Il premier Alexis Tsipras, da parte sua, ha colto la palla al balzo per fare un po’ di cassa e diversificare le alleanze geopolitiche del paese. È vero che la vendita del porto ai cinesi gli costerà un po’ di mal di pancia sindacali: i dipendenti del Pireo sono sul piede di guerra perché le condizioni di lavoro pretese da Cosco (alla voce stipendi e turni) sono molto più penalizzanti rispetto al modello di relazioni sociali un po’ consociativo dell’era d’oro del controllo pubblico. È vero che l’occhiolino strizzato agli armatori – che per una norma in Costituzione non pagano tasse sui profitti generati all’estero – gli costerà qualche difficoltà con l’ala più radicale di Syriza. L’entente cordiale con Pechino gli porta però soldi, posti di lavoro («almeno 31 mila», garantisce la Cosco) e un’alternativa alle relazioni burrascose con la Troika.

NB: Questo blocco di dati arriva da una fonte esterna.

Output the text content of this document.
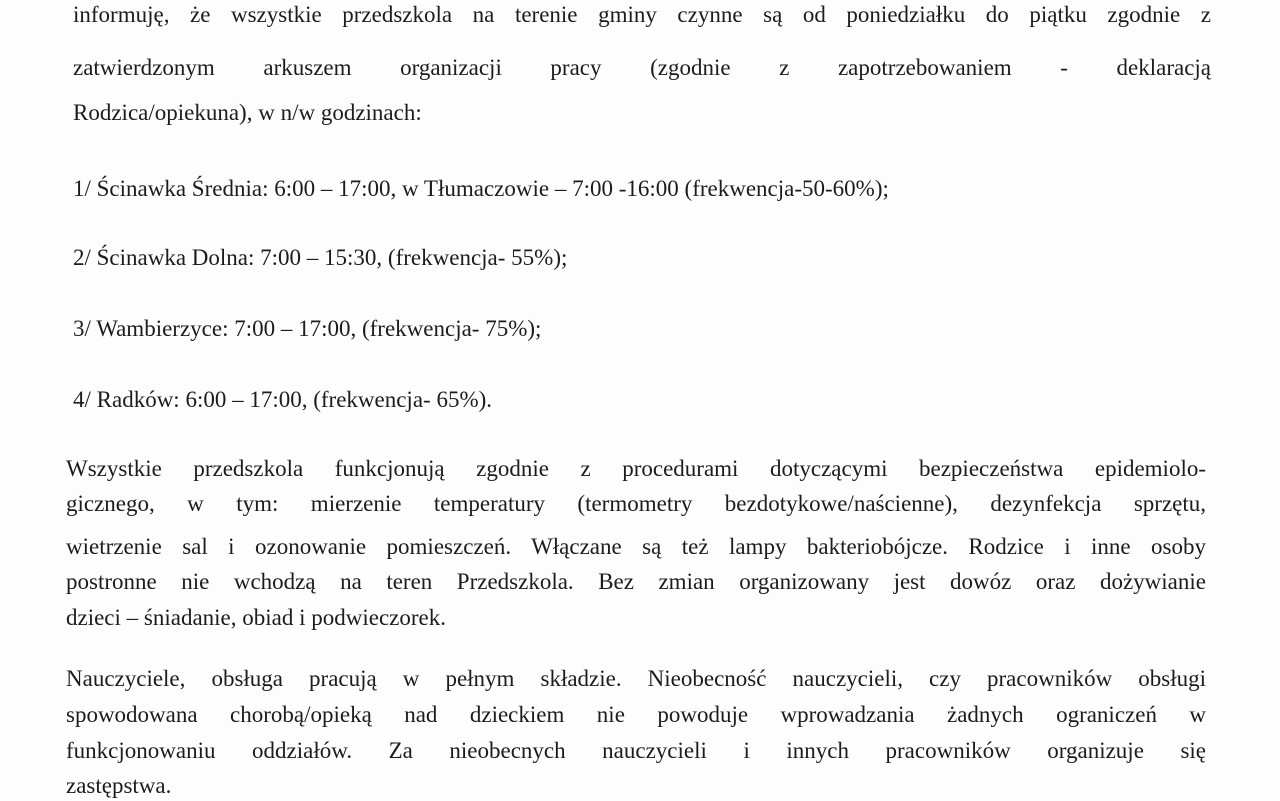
informuję, że wszystkie przedszkola na terenie gminy czynne są od poniedziałku do piątku zgodnie z
zatwierdzonym arkuszem organizacji pracy (zgodnie z zapotrzebowaniem - deklaracją
Rodzica/opiekuna), w n/w godzinach:
1/ Ścinawka Średnia: 6:00 – 17:00, w Tłumaczowie – 7:00 -16:00 (frekwencja-50-60%);
2/ Ścinawka Dolna: 7:00 – 15:30, (frekwencja- 55%);
3/ Wambierzyce: 7:00 – 17:00, (frekwencja- 75%);
4/ Radków: 6:00 – 17:00, (frekwencja- 65%).
Wszystkie przedszkola funkcjonują zgodnie z procedurami dotyczącymi bezpieczeństwa epidemiolo-
gicznego, w tym: mierzenie temperatury (termometry bezdotykowe/naścienne), dezynfekcja sprzętu,
wietrzenie sal i ozonowanie pomieszczeń. Włączane są też lampy bakteriobójcze. Rodzice i inne osoby
postronne nie wchodzą na teren Przedszkola. Bez zmian organizowany jest dowóz oraz dożywianie
dzieci – śniadanie, obiad i podwieczorek.
Nauczyciele, obsługa pracują w pełnym składzie. Nieobecność nauczycieli, czy pracowników obsługi
spowodowana chorobą/opieką nad dzieckiem nie powoduje wprowadzania żadnych ograniczeń w
funkcjonowaniu oddziałów. Za nieobecnych nauczycieli i innych pracowników organizuje się
zastępstwa.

E anche l’Italia, attenta alle grandi manovre in corso nel Mediterraneo, ha mosso le sue pedine. Le Fs hanno rilevato una quota nella gestione della rete ferroviaria ellenica, i binari su cui – attraverso il corridoio balcanico – scorrerà, secondo i piani di Pechino, un fiume di merci del Celeste Impero.
La riapertura della Via della seta, ormai, è cosa fatta. E gli eredi di Marco Polo non potevano certo essere lasciati da parte.